The white poppy is worn by some people and this has caused controversy. The Peace Pledge Union and its supporters who wear the white poppy are commemorating all the victims of the war, whether civilians or military; they also wish to show a commitment to peace and are opposed to the glorification of conflict.
Remembrance is carried on to honour the dead of British and Commonwealth countries not just by their own. Every evening at 8.00 pm 365 days a year come rain or shine whether no one attends or if there are hundreds, members of the Belgian Fire Brigade, representing the people of Belgium in general and Ypres in particular, sound the Last Post at the Menin Gate memorial in Ypres. This ceremony honouring those killed in the area has taken place every evening since 1928 only stopping when the Germans occupied Ypres between 1940 and 1944. On the very day that the Germans left Ypres in 1944 the Last Post sounded again. Each year in Holland, Dutch children lay flowers on the graves of soldiers killed on the attack on Arnhem (a bridge too far) in 1944 on the anniversary of that battle and such events happen throughout the world where British and Commonwealth soldiers have died.

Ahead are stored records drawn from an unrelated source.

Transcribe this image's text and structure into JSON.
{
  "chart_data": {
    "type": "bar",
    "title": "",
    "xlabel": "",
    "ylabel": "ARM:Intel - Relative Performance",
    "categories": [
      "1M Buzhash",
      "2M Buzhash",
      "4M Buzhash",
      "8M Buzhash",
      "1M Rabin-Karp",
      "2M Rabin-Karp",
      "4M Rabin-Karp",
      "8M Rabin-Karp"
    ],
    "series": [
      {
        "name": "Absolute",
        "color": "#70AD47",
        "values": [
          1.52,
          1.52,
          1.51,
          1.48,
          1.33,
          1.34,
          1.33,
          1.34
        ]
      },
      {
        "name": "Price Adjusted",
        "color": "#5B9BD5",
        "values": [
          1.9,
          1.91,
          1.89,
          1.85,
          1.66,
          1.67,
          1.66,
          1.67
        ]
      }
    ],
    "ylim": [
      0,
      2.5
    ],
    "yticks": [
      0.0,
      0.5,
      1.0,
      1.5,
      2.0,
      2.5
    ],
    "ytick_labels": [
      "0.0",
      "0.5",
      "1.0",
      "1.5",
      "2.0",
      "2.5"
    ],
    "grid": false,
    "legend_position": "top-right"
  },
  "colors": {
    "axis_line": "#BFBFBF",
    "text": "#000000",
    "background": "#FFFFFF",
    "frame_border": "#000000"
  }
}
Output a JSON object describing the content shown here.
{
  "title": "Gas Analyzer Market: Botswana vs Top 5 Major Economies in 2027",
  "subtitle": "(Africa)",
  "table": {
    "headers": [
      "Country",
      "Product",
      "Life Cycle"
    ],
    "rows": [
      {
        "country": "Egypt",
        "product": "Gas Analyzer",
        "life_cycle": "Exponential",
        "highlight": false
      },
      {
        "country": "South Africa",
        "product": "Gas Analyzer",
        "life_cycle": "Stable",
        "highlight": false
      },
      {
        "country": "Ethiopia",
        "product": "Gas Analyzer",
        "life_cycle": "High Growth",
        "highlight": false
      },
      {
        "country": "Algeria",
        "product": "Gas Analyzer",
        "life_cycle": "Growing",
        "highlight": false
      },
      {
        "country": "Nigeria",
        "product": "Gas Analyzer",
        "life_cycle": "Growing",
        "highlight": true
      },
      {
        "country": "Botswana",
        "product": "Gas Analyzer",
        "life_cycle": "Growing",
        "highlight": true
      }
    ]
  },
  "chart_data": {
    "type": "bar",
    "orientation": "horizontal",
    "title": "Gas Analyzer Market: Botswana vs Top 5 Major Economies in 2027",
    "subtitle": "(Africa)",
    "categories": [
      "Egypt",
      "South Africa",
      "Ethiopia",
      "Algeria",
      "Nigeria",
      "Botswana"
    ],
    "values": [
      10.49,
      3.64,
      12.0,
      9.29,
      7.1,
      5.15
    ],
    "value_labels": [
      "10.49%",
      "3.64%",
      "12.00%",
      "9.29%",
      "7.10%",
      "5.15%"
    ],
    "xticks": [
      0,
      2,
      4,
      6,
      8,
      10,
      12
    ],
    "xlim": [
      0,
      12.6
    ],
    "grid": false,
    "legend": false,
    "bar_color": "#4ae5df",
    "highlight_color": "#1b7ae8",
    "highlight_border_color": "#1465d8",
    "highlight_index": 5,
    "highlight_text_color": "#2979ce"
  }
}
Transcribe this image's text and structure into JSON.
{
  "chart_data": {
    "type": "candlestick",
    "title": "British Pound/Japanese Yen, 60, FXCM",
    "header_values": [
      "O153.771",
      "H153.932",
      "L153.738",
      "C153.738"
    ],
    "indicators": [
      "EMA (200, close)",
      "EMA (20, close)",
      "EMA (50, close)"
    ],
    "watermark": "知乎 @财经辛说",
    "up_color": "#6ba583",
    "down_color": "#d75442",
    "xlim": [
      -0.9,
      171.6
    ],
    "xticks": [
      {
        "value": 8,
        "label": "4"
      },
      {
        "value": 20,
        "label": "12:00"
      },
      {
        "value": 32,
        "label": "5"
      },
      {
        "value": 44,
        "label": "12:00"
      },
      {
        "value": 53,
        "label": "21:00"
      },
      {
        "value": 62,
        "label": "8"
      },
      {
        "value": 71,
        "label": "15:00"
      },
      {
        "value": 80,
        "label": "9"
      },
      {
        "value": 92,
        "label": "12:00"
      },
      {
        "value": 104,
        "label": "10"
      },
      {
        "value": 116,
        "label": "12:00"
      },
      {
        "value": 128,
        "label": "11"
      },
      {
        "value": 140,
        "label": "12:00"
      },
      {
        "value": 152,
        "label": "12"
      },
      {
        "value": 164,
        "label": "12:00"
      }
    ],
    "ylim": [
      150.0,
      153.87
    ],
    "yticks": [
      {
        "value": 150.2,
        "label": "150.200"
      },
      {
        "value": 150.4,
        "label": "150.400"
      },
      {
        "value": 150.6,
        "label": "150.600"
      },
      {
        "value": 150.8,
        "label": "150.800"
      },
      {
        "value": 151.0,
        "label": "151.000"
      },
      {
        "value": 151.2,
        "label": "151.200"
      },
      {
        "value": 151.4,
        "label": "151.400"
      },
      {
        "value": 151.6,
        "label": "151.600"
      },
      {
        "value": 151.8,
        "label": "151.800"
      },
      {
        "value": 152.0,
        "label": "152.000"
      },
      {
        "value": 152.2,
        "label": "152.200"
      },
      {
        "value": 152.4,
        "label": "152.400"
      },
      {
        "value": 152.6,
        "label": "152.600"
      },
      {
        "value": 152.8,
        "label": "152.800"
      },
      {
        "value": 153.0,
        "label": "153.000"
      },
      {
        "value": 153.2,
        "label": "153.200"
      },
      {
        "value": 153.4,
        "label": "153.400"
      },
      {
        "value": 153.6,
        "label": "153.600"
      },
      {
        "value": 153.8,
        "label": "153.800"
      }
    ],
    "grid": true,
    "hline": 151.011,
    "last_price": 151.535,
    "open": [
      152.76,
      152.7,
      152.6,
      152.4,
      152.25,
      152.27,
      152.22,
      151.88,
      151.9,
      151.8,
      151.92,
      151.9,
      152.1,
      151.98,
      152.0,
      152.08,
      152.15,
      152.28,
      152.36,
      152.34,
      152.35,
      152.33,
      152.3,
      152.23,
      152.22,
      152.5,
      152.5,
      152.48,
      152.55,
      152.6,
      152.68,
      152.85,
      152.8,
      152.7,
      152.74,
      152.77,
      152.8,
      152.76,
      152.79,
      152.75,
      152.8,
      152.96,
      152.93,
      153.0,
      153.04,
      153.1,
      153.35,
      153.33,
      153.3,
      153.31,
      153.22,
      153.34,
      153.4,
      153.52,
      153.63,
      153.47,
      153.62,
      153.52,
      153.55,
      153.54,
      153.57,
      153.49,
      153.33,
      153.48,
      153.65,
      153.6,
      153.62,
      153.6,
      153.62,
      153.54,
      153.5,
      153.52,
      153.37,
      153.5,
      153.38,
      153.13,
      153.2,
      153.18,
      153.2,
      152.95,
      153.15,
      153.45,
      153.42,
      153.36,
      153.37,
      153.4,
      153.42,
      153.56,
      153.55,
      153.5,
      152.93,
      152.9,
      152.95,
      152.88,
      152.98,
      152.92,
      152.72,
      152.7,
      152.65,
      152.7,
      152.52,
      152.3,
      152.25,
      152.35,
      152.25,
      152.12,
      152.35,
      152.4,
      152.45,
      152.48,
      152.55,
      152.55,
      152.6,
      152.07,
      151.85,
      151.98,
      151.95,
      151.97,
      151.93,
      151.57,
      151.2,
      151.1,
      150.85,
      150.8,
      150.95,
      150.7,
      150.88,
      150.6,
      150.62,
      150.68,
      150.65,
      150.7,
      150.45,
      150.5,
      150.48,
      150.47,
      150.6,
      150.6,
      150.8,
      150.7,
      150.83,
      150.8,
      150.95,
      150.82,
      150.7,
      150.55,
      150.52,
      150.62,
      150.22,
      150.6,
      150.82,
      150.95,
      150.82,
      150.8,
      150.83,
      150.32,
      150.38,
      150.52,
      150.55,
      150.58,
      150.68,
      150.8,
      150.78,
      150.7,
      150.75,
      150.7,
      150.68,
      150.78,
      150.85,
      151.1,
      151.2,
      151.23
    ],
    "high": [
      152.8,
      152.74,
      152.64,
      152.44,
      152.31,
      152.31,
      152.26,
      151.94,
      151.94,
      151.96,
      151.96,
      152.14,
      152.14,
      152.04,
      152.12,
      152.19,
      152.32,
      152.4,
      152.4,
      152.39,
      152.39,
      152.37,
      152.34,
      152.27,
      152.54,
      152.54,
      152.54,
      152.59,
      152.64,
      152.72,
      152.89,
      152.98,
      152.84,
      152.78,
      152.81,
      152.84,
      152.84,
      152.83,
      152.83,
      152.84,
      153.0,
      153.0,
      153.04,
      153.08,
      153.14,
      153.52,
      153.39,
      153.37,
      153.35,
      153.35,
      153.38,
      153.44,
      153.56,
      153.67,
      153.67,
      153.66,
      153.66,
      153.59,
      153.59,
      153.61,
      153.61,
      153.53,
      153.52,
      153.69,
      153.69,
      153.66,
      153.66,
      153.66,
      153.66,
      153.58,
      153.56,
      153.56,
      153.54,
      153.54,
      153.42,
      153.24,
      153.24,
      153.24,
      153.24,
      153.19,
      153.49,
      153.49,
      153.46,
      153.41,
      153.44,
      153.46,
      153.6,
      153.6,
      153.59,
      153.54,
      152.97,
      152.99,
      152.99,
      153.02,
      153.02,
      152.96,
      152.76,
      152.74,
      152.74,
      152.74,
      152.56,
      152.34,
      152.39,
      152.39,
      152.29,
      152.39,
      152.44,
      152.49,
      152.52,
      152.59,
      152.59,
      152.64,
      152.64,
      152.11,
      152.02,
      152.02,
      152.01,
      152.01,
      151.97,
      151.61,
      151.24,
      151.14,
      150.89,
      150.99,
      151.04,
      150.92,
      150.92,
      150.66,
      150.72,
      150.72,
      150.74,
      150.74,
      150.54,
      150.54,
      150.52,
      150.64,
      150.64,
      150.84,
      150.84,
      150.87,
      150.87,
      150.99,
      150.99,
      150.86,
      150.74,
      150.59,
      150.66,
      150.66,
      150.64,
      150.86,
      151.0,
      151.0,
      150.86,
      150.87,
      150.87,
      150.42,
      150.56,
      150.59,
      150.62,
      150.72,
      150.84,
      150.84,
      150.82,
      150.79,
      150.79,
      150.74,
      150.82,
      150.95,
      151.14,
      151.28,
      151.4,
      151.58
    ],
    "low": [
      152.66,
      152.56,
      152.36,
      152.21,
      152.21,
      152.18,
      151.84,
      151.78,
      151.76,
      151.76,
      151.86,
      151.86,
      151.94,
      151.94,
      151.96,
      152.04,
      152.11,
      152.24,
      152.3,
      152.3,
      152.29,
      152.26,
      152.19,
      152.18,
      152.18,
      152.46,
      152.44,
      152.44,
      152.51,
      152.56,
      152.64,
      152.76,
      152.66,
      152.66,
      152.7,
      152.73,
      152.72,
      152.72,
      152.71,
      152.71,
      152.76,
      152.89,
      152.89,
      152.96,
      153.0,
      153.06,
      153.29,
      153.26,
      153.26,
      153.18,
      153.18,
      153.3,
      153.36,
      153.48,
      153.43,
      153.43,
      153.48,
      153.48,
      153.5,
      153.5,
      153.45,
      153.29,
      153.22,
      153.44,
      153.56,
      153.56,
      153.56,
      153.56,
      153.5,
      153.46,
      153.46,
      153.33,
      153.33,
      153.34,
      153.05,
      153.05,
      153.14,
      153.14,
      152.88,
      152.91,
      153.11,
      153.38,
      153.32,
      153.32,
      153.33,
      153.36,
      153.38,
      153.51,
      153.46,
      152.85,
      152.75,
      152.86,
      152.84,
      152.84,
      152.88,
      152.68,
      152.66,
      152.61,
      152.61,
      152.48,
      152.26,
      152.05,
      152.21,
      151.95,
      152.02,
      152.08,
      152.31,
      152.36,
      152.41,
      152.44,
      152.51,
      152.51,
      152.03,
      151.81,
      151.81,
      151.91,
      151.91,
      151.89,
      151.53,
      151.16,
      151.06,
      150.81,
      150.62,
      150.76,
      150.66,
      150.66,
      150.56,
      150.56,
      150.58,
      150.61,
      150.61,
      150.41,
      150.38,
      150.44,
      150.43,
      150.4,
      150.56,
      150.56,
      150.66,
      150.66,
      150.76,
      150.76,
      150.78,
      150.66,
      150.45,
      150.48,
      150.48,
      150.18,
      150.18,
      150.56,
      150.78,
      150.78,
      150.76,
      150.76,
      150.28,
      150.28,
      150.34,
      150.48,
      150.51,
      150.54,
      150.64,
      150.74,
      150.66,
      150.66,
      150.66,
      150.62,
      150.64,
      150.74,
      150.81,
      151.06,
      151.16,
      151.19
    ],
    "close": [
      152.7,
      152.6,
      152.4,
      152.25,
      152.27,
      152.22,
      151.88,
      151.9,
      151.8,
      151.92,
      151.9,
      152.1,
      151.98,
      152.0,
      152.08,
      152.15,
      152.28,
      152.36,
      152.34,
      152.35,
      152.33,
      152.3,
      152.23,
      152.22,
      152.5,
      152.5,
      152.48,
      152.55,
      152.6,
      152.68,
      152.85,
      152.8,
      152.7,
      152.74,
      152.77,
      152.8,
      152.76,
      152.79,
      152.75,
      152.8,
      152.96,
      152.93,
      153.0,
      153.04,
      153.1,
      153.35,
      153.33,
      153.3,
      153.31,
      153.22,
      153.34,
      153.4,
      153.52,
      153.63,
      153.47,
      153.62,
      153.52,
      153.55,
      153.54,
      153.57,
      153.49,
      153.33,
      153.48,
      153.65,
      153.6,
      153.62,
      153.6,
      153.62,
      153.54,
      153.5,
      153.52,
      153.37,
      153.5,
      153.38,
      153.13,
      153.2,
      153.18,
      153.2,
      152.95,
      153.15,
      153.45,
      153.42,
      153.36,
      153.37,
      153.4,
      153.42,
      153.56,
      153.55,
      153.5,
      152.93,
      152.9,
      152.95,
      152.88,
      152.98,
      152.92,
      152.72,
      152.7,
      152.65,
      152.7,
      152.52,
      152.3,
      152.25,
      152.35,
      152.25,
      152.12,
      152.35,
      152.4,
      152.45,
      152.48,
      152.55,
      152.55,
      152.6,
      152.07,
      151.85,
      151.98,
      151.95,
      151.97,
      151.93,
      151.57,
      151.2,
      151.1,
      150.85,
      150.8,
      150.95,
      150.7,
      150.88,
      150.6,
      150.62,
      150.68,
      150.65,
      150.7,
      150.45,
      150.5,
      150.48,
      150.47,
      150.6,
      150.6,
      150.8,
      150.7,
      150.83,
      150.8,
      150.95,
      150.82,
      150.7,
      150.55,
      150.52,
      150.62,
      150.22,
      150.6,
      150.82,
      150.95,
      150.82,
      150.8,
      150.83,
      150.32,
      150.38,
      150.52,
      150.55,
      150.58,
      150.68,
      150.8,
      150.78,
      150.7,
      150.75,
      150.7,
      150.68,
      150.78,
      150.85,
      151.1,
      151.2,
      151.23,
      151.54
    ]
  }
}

And we have not even mentioned yet the very important work of the Commonwealth War Graves Commission. Initially set up by Fabian Ware as the Graves registration Committee to record the date and place of soldiers killed in battle, the Commission is responsible for the establishment and care of the many hundreds of military cemeteries throughout the world as well as individual headstones in local cemeteries. The headstones for the war dead are the same irrespective of rank, it being part of Ware’s vision that there should be equality in death. The cemeteries be they large or small and wherever situated in the world are beautifully maintained by CWGC gardeners planted where possible with flowers that would be found in an English country garden.
The spirit of remembrance is best captured in two epitaphs used in most ceremonies large and small. The words of Lawrence Binyons poem “For the Fallen” the verse of which ends with the words “We will remember them” and the Kohima epitaph which ends “ for your tomorrow we gave our today”.